Du benötigst kein installiertes Windows. Es ist nur von Vorteil, die normalen Windows-DLLs in WINE einzubinden; zumindest laut der WINE-Dokumentation. Die Programme selbst müssen in der Regel nicht installiert sein, aber manche Installationsroutinen funktionieren mit WINE nicht.

----------

## reptile

zum thema mixer: dmix oder ein sound-server ist nur dann notwendig, wenn die sound-hardware keinen hardware-mixer mitbringt. die creative-karten tun das aber fast alle, zumindest die live- und audigy-serien. da braucht mal also keinen dmix oder (schauder) arts.

----------

## slick

 *lexi wrote:*   

> Ich möchte ein System für den Dauerbetrieb (als Router, Fileserver, Vdr, downloadserver und ev. Druckserver) 

 

Also auf einen (Dial-in?) Router gehört keines der nachfolgendes Dinge. Es sei denn man kapselt es mit uml o.ä. Entweder Router ohne X oder VDR mit div. anderen Services. Alles zusammen auf einer Maschine würde mir wahrscheinlich schlaflose Nächte machen.

----------

## lexi

 *slick wrote:*   

> 
> 
> Also auf einen (Dial-in?) Router gehört keines der nachfolgendes Dinge. Es sei denn man kapselt es mit uml o.ä. Entweder Router ohne X oder VDR mit div. anderen Services. Alles zusammen auf einer Maschine würde mir wahrscheinlich schlaflose Nächte machen.

 

hi, meinst du das in bezug auf Sicherheit? Oder ist es schwierig das genauso zum laufen zu bekommen?

----------

## return13

ich denke er meinte es im bezug auf Sicherheit...
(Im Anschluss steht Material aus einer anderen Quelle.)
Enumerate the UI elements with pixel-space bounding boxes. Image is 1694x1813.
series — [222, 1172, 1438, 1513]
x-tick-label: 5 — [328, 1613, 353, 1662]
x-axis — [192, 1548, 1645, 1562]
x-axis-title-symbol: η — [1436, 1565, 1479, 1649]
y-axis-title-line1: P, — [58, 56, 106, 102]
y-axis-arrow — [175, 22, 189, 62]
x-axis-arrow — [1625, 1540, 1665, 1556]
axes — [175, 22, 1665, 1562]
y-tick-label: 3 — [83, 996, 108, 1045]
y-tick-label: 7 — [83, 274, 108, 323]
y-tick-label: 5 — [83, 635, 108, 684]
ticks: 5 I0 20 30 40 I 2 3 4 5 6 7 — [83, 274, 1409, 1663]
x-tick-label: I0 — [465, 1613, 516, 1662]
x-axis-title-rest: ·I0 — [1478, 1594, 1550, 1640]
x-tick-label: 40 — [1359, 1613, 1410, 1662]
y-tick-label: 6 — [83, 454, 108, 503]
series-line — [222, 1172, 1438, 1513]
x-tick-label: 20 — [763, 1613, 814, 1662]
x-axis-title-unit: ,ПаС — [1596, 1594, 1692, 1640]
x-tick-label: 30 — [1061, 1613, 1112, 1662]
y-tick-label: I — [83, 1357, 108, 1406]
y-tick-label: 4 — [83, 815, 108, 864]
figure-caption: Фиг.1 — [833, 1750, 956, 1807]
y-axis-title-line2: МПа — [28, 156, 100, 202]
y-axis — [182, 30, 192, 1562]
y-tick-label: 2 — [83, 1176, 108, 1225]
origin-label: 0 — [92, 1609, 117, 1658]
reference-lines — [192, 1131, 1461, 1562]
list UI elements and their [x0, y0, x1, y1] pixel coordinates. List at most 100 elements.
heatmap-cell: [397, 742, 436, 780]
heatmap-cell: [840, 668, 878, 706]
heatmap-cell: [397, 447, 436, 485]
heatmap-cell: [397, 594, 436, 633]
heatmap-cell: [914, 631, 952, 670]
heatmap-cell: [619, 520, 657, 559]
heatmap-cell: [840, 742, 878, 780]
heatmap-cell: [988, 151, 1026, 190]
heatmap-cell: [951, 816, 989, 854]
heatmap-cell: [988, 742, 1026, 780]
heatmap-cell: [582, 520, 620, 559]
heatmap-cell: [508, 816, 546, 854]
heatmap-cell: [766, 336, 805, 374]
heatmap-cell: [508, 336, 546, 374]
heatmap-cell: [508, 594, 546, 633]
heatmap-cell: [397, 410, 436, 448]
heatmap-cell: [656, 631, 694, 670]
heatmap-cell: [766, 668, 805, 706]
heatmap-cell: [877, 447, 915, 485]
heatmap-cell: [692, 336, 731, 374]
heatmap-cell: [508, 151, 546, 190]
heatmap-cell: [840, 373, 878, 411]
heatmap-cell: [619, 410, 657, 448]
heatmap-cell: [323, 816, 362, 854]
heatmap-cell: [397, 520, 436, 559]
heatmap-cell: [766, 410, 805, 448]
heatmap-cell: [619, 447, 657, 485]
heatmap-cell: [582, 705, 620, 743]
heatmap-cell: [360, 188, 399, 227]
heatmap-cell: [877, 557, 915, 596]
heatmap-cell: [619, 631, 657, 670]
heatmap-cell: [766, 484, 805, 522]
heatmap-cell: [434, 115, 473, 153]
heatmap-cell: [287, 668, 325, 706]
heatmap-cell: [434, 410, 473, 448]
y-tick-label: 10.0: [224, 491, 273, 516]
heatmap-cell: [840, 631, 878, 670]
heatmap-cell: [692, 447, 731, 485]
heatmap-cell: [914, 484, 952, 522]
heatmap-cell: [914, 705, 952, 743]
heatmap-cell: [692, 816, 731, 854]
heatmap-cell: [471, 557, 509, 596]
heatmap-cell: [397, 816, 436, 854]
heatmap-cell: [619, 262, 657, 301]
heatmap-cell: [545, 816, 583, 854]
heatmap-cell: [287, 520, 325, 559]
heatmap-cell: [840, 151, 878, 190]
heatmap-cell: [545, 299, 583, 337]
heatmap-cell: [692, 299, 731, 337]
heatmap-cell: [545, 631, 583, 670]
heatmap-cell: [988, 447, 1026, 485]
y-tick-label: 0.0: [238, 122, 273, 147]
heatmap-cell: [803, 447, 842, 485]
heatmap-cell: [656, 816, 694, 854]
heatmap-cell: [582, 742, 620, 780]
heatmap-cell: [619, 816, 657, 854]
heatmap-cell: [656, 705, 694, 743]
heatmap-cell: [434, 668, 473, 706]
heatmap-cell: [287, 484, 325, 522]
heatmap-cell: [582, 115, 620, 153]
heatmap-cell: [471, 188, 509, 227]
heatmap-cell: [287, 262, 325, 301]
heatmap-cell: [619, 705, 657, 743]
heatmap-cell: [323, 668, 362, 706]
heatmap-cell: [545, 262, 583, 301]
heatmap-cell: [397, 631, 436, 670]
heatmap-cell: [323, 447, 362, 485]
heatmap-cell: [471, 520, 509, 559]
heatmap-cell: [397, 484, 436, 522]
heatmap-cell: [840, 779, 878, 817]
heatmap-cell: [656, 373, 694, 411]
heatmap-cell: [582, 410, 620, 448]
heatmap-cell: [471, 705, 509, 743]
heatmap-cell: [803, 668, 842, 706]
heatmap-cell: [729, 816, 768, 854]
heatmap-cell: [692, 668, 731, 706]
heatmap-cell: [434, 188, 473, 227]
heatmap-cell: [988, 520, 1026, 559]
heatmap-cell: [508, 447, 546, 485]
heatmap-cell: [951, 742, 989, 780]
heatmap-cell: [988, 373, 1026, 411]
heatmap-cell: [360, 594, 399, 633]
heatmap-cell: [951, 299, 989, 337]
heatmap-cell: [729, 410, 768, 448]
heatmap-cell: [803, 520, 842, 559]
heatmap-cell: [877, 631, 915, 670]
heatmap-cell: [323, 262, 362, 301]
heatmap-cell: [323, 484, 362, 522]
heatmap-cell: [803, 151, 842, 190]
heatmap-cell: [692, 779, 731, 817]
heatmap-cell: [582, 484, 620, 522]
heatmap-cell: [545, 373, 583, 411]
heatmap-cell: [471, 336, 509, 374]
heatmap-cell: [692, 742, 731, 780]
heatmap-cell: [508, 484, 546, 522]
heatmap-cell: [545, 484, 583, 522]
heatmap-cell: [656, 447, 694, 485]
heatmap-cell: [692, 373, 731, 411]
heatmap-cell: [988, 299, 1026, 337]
Zum laufen bekommst dus fast immer irgendwie, jedoch falls etwas als ein so wichtiges Glied im Netzwerk ist, tut man so wenig wie möglich und so viel wie nötig an Programmen auf dies Gerät um Sicherheitslecks möglich gering zu halten...

----------

## slick

Ja, ich meinte es in Bezug auf Sicherheit. Sobald Dein Paketfilter an dem Router aus irgendwelchen Gründen versagt und/oder einer von den Diensten falsch konfiguriert ist, hast Du ein Problem. Ob Du es merkst ist eine andere Sache.

Siehe auch http://www.gentoo.de/doc/de/gentoo-security.xml das (auf jeden Fall für Router) gelesen und entsprechend umgesetzt werden sollte. Wo Linux (Gentoo) drauf steht ist nicht automatisch Sicherheit drin.

----------

## lexi

Hi, erst mal Danke an die Rege Beteiligung. Das mit der Routerfunktion werde ich mir noch mal überlegen (ev. bleibt der bisherige Server noch ertwas länger im Einsatz, oder ich lasse mir was anderes einfallen, was ist den in Hinsicht auf Sicherheit besser Software Lösung oder doch lieber nen Hardwarer Router?) Das mit dem USE flags hat sich auch geklärt. 

Zum Raid conroller habe ich noch eine Nachfrage. Also ich will kein Raidlevel, der soll einfach nur die drangesteckten Platten erkennen und drauf zugreifen können! Wenn ich jetzt erst mal ohne den Contoller installiere und die Inst. erfolgreich ist  und alles läuft wie es soll. Ist es dann möglich der Controller reinzubauen und neuzustarten oder werden da die Plattenbezeichnung neu geordnet? Mir ist da irgendwas in Errinnerung das die erste Platte am Controller automatisch zu /dev/hda wird oder täusche ich mich hier? Und wie ist das die High Point sind hier ja nicht gerade "willkommen" gibt es mit den dingern nur probleme in den Raidleveln oder generel?

danke an euch alle, mfg lexi

----------

## slick

Also solange Du kein Raidlevel möchtest sehe ich das als unproblematisch. Sollte er durch den Raidcontroller die Plattendevices ändern (z.B. hda -> sda) ist das nicht weiter tragisch. Du änderst einfach in der /etc/fstab sowie beim Bootmanager die Devices, Bootmanager neu im MBR installieren das wars. Sollte von BootCd geschehen.

U.U. brauchst Du im Kernel noch ein paar Ergänzungen für den Raidcontroller. Boote einfach von Knoppix, (das erkennt fast alles) und schau mit dmesg was für Geräte gefunden wurden.

----------

## Henno

 *Quote:*   

> Das habe ich vor : Ich möchte ein System für den Dauerbetrieb (als Router, Fileserver, Vdr, downloadserver und ev. Druckserver) . 

 

Benutze den ct` Debianserver mit IPCOP-Firewall in UserMode-Linux. 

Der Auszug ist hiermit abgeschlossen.